Bahaya Produk Kecantikan Mengandung Merkuri
Studi ini dilakukan saat Negara Bagian New York memperketat undang-undang seputar bahan kosmetik. Mulai 1 Juni 2023, negara bagian AS itu akan melarang penjualan produk kecantikan mengandung merkuri, yang dikenal sebagai neurotoxin, yang sering ditemukan dalam bahan pencerah kulit.
Merkuri, khususnya, telah dikaitkan dengan sejumlah penyakit serius, termasuk kanker tertentu, masalah pernapasan dan ginjal, kehilangan indra tertentu, bahkan kematian. "Anak-anak sangat rentan terhadap risiko kesehatan yang merugikan terkait bahan kimia yang sering ditemukan dalam produk riasan dan tubuh," Dr. Julie Herbstman, penulis studi senior dan profesor Columbia, mengatakan.

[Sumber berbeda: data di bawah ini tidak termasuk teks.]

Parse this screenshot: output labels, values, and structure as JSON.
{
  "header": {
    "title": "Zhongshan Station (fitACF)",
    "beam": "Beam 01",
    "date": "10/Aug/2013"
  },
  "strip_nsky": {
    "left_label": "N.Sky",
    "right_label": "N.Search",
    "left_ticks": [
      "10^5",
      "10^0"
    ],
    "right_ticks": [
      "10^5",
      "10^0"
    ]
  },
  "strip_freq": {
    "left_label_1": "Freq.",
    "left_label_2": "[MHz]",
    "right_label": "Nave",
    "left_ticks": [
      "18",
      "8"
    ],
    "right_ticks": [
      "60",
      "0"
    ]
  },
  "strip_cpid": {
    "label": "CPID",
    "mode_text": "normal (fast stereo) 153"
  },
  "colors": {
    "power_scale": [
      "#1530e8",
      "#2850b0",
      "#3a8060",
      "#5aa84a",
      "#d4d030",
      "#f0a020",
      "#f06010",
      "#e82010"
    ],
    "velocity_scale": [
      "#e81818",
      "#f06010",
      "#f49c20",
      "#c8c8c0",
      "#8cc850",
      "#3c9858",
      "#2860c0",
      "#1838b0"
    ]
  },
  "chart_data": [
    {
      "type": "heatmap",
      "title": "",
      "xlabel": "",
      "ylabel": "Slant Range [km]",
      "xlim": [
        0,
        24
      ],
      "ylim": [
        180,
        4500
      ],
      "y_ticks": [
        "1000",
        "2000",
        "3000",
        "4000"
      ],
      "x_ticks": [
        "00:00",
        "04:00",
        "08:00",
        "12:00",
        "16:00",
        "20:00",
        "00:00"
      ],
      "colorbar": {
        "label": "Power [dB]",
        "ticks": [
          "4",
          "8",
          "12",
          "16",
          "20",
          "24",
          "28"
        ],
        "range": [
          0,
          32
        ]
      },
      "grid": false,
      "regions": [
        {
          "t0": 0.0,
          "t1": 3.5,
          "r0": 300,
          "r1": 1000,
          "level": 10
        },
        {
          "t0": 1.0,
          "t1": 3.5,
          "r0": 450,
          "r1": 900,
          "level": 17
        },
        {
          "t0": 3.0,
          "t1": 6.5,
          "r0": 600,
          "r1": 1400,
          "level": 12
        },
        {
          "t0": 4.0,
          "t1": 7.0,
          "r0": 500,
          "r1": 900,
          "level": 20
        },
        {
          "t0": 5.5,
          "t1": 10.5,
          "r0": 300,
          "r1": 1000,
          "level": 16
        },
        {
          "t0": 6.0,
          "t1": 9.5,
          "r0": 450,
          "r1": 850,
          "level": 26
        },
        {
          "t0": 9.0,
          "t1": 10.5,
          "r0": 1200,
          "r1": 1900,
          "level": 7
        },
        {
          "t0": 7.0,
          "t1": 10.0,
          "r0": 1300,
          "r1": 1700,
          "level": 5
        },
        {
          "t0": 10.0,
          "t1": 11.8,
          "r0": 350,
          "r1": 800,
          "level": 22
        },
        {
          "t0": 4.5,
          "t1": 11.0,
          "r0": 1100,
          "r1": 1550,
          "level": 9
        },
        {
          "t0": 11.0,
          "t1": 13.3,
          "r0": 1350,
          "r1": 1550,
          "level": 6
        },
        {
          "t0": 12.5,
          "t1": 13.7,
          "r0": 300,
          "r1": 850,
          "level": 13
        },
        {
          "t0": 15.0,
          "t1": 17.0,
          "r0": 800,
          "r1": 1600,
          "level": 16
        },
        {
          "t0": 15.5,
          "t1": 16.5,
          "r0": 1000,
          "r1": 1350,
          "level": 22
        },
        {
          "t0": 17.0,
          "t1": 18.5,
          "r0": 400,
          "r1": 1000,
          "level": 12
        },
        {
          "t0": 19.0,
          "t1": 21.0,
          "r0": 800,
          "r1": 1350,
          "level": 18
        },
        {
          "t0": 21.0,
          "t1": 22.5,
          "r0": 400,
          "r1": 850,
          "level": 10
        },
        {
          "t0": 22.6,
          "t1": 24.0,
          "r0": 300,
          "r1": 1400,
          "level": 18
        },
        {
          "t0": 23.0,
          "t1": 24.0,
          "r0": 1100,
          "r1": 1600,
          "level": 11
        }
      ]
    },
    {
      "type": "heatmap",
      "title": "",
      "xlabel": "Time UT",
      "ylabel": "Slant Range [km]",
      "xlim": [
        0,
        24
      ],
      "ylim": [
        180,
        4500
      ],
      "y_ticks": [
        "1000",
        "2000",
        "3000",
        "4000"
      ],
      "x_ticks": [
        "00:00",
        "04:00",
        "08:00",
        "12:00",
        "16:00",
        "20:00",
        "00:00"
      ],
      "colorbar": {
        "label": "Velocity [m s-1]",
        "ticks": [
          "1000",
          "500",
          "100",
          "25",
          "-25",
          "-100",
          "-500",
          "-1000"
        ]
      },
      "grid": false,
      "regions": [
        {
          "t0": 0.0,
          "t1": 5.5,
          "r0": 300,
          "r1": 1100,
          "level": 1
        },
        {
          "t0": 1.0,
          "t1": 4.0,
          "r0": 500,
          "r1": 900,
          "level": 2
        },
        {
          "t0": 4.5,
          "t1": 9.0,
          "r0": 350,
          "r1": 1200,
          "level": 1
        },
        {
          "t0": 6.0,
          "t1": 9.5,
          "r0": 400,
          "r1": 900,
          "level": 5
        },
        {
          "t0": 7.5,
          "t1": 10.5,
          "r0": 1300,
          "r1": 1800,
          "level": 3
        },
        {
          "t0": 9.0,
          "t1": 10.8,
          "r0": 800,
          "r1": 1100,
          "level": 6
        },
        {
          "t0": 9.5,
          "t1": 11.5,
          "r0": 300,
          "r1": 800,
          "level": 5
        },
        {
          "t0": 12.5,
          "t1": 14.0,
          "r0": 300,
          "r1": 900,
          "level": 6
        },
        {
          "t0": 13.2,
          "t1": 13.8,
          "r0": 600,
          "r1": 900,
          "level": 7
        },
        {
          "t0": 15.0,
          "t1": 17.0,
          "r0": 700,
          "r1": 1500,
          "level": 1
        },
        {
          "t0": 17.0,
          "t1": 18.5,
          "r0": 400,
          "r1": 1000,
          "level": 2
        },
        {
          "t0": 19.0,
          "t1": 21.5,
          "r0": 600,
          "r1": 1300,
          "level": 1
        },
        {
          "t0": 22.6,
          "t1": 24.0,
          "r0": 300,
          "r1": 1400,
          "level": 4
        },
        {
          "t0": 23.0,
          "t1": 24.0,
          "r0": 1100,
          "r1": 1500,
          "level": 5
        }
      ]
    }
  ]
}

Herbstman, yang juga menjabat sebagai direktur Columbia Center for Children’s Environmental Health, menambahkan, "Selain paparan kulit melalui kulit, pola perilaku seperti aktivitas tangan-ke-mulut juga dapat meningkatkan paparan produk melalui konsumsi tidak disengaja."
Ia menjelaskan bahwa perawakan anak-anak yang kecil, laju pertumbuhan yang cepat, perkembangan jaringan dan organ, serta sistem kekebalan yang belum matang menempatkan mereka pada risiko lebih tinggi terhadap papahan bahan kimia berbahaya.